The remit of predictive analytics is vast and can serve any firm with data.
Firms are deploying machine learning algorithms to review mass volumes of transactions for potential errors. Anything they find can then be passed to a human for review. This can save a lot of time as compared to processes fully carried out by human labour.
In time, these systems could replace the need for human auditing, once they have enough data to understand every possible situation. This could prove tricky with some activities like filing a tax return where a degree of human understanding is still needed with some transactions.
Risk and Fraud
The majority of professional services will be dealing with money. With that, they have a high risk of fraud and other malicious activities such as money laundering. Machine learning algorithms can be trained to spot patterns in data. When there are anomalies in behaviour, the models will send alerts to the relevant parties for review. This is fundamental to the processes in banks and other financial service environments. For example, if there were suddenly a spike in transactions across a specific account, these would be picked up by AI.
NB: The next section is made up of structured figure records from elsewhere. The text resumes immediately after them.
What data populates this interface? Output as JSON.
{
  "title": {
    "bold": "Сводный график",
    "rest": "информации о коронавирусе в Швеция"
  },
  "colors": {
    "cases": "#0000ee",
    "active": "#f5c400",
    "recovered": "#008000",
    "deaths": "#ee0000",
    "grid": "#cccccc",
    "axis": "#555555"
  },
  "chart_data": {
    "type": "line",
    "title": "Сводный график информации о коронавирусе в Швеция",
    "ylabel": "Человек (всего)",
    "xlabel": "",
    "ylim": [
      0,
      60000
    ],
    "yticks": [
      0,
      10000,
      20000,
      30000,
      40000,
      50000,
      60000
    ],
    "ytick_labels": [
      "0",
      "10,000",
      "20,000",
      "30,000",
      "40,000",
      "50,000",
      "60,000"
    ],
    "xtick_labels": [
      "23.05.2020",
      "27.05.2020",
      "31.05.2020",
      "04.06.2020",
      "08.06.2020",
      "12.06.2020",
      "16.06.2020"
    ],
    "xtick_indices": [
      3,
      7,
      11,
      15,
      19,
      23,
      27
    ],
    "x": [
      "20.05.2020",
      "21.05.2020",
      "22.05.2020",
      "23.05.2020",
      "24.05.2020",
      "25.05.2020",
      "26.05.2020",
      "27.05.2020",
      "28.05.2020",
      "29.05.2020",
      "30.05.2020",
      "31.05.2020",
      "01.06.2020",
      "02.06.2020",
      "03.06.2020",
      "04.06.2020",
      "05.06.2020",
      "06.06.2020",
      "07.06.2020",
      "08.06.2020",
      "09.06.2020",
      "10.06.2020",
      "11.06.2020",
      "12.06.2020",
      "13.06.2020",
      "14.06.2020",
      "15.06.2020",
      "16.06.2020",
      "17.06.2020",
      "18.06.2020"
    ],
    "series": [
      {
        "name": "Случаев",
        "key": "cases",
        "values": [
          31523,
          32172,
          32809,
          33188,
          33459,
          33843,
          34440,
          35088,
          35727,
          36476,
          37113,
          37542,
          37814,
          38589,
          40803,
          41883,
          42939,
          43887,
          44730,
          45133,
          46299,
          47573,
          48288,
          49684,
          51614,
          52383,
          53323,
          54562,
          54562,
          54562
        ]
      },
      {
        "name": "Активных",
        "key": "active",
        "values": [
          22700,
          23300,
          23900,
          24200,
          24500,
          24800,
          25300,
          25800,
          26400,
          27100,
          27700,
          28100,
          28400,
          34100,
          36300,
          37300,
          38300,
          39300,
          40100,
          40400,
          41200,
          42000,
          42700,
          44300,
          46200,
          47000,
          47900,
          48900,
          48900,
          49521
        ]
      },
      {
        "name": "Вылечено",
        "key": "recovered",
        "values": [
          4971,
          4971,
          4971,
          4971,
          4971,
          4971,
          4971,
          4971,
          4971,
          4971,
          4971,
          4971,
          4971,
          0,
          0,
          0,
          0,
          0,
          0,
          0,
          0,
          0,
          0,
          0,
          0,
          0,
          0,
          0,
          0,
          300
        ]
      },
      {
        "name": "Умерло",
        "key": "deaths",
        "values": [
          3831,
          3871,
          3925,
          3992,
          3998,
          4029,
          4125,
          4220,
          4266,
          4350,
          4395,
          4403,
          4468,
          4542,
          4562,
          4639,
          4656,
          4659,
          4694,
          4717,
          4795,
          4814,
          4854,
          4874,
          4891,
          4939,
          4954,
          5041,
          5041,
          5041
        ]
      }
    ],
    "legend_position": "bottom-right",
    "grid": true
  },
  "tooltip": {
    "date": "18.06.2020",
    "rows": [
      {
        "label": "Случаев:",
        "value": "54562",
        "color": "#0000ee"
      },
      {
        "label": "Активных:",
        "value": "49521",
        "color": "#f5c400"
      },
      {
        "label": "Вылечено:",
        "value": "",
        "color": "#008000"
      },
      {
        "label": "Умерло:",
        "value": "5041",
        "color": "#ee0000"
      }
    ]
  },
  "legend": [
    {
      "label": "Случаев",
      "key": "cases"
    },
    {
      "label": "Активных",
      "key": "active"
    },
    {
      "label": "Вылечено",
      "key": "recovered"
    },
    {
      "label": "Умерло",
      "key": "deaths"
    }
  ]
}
A similar set of rules can be created for compliance and regulation. With so many data protection laws and regulation, it is important that firms validate their data given the risk of hefty fines with the likes of General Data Protection Regulation (GDPR) in the EU.
There are many ways that professional services firms can make best use of AI that go above and beyond this article. Many are using it to automate content and marketing as well as their digital efforts. Others are now able to better predict workforce needs and automate processing of repetitive tasks. Whatever the use case, AI can bring substantial benefits to professional services and now is the time to invest, else risk falling behind the competition.